The Intersection of the OpenStack and Python CommunitiesK

Last December I spoke at eNovance’s OpenStack in Action conference about the relationship between OpenStack and the broader Python community. This essay is based on that presentation.

I have been an open source developer since the early 1990s and a Python developer since the late 1990s. I became an OpenStack contributor a couple of years ago, right before the Folsom summit. One of the first areas where I started contributing was the Oslo team, in part because of my interest in how OpenStack contributors and other Python community members cross-over and interact. I’m interested in how OpenStack fits into the rest of the Python ecosystem.

Last autumn, some of the statistics associated with the Havana release started me thinking even more deeply about this topic. Three of those numbers, in particular, caught my eye.

First, our line count: 1.3+ Million Lines

We all know that “lines” is not a good measure of quality or feature completeness, but as a sheer measure of volume that number is impressive. When I saw 1.3 million, my first thought was, “That is a lot of code.”
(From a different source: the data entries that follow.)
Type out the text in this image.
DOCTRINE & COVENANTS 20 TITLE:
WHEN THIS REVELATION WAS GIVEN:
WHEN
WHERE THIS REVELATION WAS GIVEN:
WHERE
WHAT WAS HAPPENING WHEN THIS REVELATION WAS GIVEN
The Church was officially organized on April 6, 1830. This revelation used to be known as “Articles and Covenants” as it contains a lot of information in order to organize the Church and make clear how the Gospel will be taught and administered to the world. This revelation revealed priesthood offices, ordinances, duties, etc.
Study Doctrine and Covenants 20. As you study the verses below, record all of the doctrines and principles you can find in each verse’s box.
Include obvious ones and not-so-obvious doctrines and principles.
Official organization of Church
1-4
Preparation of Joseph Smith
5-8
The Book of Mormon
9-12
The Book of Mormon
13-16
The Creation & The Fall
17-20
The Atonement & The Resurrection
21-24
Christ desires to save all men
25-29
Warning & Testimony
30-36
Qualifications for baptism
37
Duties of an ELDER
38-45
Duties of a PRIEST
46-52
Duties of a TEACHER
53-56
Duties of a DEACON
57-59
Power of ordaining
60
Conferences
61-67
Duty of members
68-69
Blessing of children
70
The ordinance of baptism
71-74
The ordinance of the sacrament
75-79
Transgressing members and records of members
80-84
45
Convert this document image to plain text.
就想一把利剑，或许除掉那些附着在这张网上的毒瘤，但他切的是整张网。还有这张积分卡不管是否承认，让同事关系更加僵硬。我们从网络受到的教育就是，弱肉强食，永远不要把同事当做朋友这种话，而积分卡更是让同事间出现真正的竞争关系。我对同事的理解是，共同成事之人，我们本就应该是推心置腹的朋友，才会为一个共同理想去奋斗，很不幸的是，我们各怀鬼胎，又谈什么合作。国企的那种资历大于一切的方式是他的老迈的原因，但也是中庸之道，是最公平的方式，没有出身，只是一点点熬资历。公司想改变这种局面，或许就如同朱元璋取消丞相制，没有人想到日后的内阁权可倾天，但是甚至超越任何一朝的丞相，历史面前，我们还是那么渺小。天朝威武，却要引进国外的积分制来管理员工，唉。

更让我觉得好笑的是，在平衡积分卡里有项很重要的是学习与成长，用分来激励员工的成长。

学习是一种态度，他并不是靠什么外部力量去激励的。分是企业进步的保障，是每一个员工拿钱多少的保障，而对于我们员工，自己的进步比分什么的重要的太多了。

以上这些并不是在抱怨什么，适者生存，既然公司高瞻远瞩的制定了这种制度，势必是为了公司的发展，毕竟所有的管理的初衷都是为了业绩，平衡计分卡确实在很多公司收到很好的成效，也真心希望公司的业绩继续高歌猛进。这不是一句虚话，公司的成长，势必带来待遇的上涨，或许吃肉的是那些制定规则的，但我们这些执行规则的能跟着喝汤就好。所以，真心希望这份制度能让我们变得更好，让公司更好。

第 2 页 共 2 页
My second thought was, “That is a lot of code. Why do we have so much code?”

That question led me to start looking at our project from another perspective. I wondered about how healthy our relationship is with the rest of the Python community. How much do we rely on them, and how much are we giving back? To answer that, I started by looking at what we use from other developers.

At the time, I found around 120 dependencies listed in the global requirements list, though that number changes frequently. We rely on the Python community quite a bit to provide useful libraries, and this second number led me to wonder how far out of balance we are.

How many projects depend on code created as output of OpenStack, aside from our own client libraries for talking to OpenStack services? How many people can use our code without using all of OpenStack? I was able to identify around 5 libraries, depending on how you count them. This third number is not as high as I would expect it to be, given the amount of code we have.

Now there are a lot of ways to reuse code, and obviously we are releasing all of OpenStack’s source in a way that it can be used directly under the Apache license. But not everyone wants to run their own cloud. We also release stand-alone tools, especially from the infrastructure team.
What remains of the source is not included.